7 Dampak Social Distancing Akibat Pademi COVID 19

√ Edu Passed Pass education quality & scientific checked by advisor, read our quality control guidelance for more info

Covid 19 membawa banyak perubahan bagi kehidupan. Semua lini kehidupan mendadak beradaptasi karena adanya wabah ini. Berbagai upaya dilakukan untuk tetap hidup di tengah maraknya wabah covid 19.

Peningkatan kasus kematian akibat covid membuat pemerintah melakukan upaya untuk menekan angka kematian. Salah satunya adalah dengan adanya social distancing. Sosial distancing merupakan pembatasan sosial.

Pembatasan sosial ini dilakukan agar wabah virus tidak menyebar karena penyebaran virus covid begitu cepat terjadi. Adanya pembatasan sosial ini membuat masyarakat lebih banyak menghabiskan waktunya di rumah.

Sekalipun harus keluar rumah, perlu menaati peraturan yang terbilang ketat. Adanya social distancing membantu mengurangi jumlah korban jiwa akibat covid 19. Namun, keberadaan covid 19 ini menyebabkan banyak dampak. Tidak hanya bagi kesehatan melainkan juga pada bidang lain.

Pembatasan sosial membuat intensitas interaksi antar individu menjadi berkurang. Kurangnya intensitas untuk melakukan interaksi inilah yang kemudian menyebabkan dampak di bidang lain. Dampak ini tidak hanya dirasakan oleh satu pihak saja melainkan seluruh pihak. Baik dari kalangan atas, menengah hingga bawah.

Berikut dampak positif dan negatif dari adanya social distancing.

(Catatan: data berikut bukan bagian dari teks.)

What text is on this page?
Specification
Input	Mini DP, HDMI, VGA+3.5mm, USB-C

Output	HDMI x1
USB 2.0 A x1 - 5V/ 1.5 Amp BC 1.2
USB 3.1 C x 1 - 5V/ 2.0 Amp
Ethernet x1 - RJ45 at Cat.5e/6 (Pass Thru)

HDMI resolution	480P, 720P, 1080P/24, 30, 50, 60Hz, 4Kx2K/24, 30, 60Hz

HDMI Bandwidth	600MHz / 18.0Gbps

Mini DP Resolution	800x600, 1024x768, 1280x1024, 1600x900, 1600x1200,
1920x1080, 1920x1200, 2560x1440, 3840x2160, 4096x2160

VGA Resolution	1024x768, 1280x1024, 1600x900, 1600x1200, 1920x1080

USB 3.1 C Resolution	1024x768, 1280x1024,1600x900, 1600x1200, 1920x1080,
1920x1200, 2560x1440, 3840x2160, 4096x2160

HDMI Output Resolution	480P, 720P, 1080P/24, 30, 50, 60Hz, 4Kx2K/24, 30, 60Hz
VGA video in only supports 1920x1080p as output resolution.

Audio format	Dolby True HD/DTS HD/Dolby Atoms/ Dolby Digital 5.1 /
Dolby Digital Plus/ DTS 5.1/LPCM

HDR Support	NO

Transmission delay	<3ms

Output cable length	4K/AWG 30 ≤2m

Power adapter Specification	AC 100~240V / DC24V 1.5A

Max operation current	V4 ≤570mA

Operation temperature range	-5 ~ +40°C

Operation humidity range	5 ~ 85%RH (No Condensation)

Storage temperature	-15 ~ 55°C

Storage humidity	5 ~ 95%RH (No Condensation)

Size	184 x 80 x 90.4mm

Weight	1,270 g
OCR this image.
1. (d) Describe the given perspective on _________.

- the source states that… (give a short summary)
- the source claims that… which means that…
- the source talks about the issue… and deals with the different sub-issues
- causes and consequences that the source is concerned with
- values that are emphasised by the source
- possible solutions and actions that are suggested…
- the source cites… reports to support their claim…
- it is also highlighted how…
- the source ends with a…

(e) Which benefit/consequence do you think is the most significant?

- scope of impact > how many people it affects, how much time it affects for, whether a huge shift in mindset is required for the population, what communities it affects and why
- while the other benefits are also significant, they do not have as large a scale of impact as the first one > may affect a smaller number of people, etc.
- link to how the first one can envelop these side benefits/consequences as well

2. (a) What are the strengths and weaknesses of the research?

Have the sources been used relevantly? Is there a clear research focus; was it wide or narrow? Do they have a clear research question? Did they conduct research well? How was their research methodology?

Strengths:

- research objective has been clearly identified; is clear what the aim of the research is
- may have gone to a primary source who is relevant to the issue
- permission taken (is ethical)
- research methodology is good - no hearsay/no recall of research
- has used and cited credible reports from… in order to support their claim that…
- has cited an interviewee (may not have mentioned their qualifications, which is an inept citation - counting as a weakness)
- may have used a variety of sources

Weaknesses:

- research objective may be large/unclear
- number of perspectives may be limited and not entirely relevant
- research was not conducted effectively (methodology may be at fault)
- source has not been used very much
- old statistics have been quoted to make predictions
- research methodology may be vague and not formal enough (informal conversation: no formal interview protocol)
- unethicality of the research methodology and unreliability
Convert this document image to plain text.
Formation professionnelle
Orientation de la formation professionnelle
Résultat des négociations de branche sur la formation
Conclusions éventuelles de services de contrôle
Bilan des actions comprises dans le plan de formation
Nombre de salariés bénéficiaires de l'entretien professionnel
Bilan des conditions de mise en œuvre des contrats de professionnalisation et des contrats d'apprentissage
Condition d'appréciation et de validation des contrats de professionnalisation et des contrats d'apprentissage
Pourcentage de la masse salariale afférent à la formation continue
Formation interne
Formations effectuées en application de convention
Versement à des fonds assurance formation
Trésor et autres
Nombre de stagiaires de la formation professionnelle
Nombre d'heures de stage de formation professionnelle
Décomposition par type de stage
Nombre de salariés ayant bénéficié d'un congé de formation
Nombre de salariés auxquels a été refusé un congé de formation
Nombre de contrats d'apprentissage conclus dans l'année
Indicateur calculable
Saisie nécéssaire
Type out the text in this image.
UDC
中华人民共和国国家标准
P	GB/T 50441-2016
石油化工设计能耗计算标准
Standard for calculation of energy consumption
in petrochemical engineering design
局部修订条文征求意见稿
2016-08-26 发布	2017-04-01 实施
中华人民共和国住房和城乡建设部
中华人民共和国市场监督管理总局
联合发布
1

Selama ini manusia lebih banyak menghabiskan waktunya di luar rumah. Baik itu untuk bekerja, belanja ataupun melakukan kegiatan lainnya. Intensitas kegiatan yang lebih banyak dilakukan di luar inilah yang membuat hubungan kekeluargaan menjadi berkurang.

Dampak Positif

1. Sikap Kekeluargaan Meningkat

Padahal keluarga merupakan tempat untuk menyalurkan kasih sayang dan keluh kesah. Banyak orang-orang yang merasa kesepian karena ditinggalkan untuk bekerja. Anak-anak yang kekurangan kasih sayang karena ayah ibunya sibuk melakukan pekerjaan di luar rumah.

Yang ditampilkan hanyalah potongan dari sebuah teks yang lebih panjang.